De Clippel et al. (2014) consider a simple case in which every market has only two firms—the default firm and a challenger—that compete in prices by simultaneously choosing a distribution over prices. All consumers face the same default firm in each market and they only observe the price realization of the default firms. Given the realized prices of the default firms, each consumer decides how best to allocate his budget of k units of attention across the markets. Upon inspecting a market, the consumer optimally chooses which firm to buy from. All consumers have unit demands and are willing to pay at most 1 for each unit. De Clippel et al. (2014) establish the existence of a unique partially symmetric equilibrium (all default firms use the same strategy and all challenger firms use the same strategy). They show that this equilibrium has the property that an increase in partial attention (in the sense that the distribution of partially attentive consumer undergoes a first-order stochastic shift) decreases consumer welfare. The intuition for this surprising result comes from the fact that in equilibrium a consumer with k units of attention inspects the k most expensive markets. Hence, partial attention introduces a new form of cross-market competition, as each default firm has an incentive to lower its price in order to better deflect consumer attention. As consumers become more attentive it becomes more difficult to “hide” from their attention and the incentive to lower prices decreases.

Coviello et al. (2014) introduce the dynamic aspect of the consumer’s multi-tasking problem. Consumption problems arrive randomly over time. When the consumer encounters a new problem, he first needs to decide how to schedule it in the queue of problems.

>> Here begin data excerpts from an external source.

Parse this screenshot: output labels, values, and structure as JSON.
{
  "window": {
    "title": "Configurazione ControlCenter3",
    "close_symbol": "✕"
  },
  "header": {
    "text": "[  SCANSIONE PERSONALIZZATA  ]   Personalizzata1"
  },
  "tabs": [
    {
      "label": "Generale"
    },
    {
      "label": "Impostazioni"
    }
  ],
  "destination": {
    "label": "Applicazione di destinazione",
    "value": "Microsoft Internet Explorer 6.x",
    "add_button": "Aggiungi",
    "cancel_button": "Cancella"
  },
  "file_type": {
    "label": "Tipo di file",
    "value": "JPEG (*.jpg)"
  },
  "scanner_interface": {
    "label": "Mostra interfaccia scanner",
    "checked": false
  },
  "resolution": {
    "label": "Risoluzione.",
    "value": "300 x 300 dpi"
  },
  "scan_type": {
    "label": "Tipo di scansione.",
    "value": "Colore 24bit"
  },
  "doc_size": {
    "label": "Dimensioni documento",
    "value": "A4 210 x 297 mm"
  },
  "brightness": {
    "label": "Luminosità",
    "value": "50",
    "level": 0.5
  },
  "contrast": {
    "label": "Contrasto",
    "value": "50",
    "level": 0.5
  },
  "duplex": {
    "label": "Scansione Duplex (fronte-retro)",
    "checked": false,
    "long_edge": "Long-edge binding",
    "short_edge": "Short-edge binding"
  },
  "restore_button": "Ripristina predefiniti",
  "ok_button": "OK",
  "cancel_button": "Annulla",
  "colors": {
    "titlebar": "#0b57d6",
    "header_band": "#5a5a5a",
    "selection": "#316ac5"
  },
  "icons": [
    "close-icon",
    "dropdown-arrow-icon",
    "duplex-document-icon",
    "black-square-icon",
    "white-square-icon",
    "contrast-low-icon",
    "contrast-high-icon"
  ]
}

Therefore, the consumer’s dynamic problem involves sequencing the consumption problems subject to his time and attention constraints, and solving each problem at a time. Coviello et al. (2014) consider a single decision maker (DM) who faces a stream of decision problems that arrive over time at some constant rate \(\alpha \). Each decision problem requires the same amount of time T to complete. The DM cannot solve all problems simultaneously, and each problem requires some time to solve. The DM therefore creates a queue of problems and draws problems to solve from this queue at some constant rate \(\beta \). The DM uniformly allocates his attention over all the problems drawn from the queue.

Coviello et al. (2014) characterize the DM’s “production function”, which links the parameters \(\alpha \) and \(\beta \) to the rate with which problems are solved. Coviello et al. (2014) then embed this production function in a model where decision problems are generated by strategic agents who can, by incurring a cost, manipulate the arrival rate of their problems. It is shown that there exists a unique equilibrium in which the arrival rate of decision problems is constant. This model has potentially interesting implications for market behavior: firms bombard consumers with consumption problems, and the consumer’s delay in reaching decisions can manifest itself in “default bias”.

We should point out that the model of Coviello et al. (2014) does not have an explicit IO context. However, we chose to describe it here because it has obvious implications for IO settings. An important question that it raises is how the biases and errors that consumers commit in individual markets might be affected by aspects of the stochastic process that generates the multiple tasks, and how this process is affected by the firms’ own activities.